Velocity Sports Performance
Velocity Sports Performance is a performance training franchise that specializes in training athletes in every sport, at all ages and all skill levels, providing the opportunity to improve speed, agility, mobility and flexibility, and energy systems, while reducing the risk of sports-related injuries.
History
Velocity Sports Performance was founded by three individuals: David Walmsley, Richard Kissane and Loren Seagrave. Walmsley (CEO through 2006) and Kissane (president through 2005) are no longer with the company nor are they owners but Seagrave remains as an employee in the role of founder of the company.
In 2006, John Woods, an Atlanta businessman and franchise owner of several Velocity Sports Performance franchises in the Southeast led a group that purchased the company. Mark Scott, who was part of the buyout group, was appointed CEO to replace Walmsley. In October 2006, Troy Medley, a California businessman and regional developer of the franchise in Southern California was named CEO to replace Scott and Florida businessman James Bax, who was also part of the buyout team, was named board chairman. In 2007, the corporate and field support operations of the franchisor moved from Georgia to California. Woods was not re-elected to the board in April 2007 and all but one of his franchises, and several of his related enterprises went dark. Fact|date=July 2008}} In 2007, several new investment groups injected capital into the franchisor, including a group represented by J. Todd Anderson, a Southern California businessman and attorney. In September 2008 Anderson bought out all remaining shareholders and now owns 100% of the Velocity shares. On January 17, 2008, the company announced that Todd Anderson was replacing Troy Medley as CEO
In August, 2008 a notice on the Baltimore center's web site noted that J. Todd Anderson and the franchisor now controlled and operated 14 Velocity centers, including the Baltimore location.
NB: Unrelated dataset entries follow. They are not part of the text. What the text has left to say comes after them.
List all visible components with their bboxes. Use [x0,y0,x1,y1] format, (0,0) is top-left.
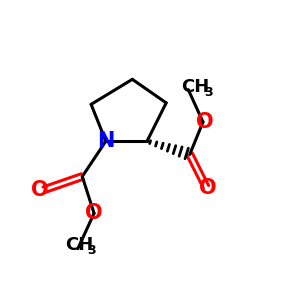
Text: O: O [196,112,213,132]
Text: N: N [97,131,115,151]
Text: CH: CH [182,78,210,96]
Text: 3: 3 [88,244,96,257]
Text: O: O [199,178,216,198]
Text: CH: CH [65,236,94,254]
Text: 3: 3 [204,86,213,99]
Text: O: O [31,180,48,200]
Text: O: O [85,203,103,223]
Business model and support concerns
Since 2004, several franchise industry and small business journalists have questioned the viability of Velocity's business model and cited Velocity as an example of the problems franchisee/investors can encounter with new franchise concepts.
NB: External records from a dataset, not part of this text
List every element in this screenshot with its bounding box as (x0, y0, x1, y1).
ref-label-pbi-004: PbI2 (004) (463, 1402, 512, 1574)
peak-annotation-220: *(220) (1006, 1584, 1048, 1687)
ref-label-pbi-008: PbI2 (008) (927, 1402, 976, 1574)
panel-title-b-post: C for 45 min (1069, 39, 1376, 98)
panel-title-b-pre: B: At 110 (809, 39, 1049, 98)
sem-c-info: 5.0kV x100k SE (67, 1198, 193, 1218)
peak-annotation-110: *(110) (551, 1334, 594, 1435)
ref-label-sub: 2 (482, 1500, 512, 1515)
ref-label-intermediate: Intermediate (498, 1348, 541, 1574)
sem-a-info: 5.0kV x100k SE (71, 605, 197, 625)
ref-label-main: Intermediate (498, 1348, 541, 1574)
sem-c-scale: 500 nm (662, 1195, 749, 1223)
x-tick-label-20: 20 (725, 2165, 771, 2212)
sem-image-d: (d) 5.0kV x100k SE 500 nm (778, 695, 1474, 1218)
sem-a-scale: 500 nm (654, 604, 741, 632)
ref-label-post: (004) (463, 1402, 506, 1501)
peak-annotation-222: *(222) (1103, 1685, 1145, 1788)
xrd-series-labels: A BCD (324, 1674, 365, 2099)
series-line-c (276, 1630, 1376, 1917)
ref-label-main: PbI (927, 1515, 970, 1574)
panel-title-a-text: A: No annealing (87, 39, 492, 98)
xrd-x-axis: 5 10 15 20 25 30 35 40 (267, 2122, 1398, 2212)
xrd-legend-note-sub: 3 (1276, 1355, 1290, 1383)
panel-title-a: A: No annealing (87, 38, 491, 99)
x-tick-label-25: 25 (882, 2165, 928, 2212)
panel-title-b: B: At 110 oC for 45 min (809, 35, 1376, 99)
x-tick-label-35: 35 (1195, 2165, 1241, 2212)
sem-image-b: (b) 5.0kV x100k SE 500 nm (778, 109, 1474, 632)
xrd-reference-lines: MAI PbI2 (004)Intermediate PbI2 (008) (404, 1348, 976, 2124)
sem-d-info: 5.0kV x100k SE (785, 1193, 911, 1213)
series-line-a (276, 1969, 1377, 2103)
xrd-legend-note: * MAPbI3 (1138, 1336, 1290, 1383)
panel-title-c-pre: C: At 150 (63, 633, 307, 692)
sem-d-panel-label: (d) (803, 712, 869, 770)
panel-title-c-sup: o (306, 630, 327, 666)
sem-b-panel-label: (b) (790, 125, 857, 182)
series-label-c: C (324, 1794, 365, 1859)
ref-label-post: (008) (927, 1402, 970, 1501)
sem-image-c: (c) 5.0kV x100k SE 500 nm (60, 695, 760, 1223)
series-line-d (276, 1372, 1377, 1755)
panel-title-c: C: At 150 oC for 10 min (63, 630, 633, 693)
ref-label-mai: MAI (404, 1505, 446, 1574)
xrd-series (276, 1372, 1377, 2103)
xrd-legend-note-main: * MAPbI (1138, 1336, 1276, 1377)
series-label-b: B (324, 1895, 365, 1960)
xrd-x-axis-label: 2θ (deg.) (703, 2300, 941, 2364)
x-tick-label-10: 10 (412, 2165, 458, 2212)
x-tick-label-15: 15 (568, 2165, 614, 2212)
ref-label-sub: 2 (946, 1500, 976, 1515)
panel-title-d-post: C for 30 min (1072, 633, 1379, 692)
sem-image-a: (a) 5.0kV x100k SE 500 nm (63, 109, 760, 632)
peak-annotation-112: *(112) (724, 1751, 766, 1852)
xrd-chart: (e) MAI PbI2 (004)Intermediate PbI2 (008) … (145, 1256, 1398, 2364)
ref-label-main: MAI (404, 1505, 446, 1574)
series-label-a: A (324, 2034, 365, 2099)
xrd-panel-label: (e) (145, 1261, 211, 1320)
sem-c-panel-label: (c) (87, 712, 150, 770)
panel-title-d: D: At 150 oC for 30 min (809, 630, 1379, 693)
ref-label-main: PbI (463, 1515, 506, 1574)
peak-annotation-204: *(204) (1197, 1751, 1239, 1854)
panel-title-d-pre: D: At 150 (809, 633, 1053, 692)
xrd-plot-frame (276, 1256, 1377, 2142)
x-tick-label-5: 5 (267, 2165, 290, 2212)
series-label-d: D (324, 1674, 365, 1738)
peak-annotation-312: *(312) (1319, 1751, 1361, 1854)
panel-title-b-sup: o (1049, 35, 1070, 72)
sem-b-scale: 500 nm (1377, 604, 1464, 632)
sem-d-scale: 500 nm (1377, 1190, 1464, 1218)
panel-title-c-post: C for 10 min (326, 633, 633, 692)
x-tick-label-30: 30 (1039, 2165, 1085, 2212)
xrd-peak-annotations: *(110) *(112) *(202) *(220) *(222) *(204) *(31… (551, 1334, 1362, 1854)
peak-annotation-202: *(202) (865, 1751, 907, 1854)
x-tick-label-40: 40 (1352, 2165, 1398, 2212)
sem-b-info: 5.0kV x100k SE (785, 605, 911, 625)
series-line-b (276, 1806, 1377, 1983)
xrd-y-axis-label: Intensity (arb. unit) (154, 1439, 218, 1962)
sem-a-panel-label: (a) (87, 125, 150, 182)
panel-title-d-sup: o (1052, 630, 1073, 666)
The multiple closures, resales by original investment groups for a fraction of their original investment (citation needed) and outright failures of centers underlines that the original business and sales model, and initial investment/capital requirements promoted in the first years of the franchise offering were invalid and vastly underestimated.
Since the quality of the Velocity training product and the business acumen/previous success of the franchise owners has not been called into question to date, issues that are speculated to be the main causes of the closures and resales include:
1. The initial business/sales model.
2. Profitability and stable business model claims made by former and present franchisor executives.
3. The ongoing franchisor management/ownership turmoil.
Recently, the validity of claims by Velocity management and ownership in multiple publications and UFOC/FDD's regarding the number of franchises and development areas sold, the timing of center openings, the revenue generated by Velocity network, and average location revenue are being called into question.
The Wall Street Journal article "Pitfalls People May Face When Buying a Franchise" highlighted some of the concerns and issues facing Velocity franchises and includes quotes from Velocity franchisees and employees.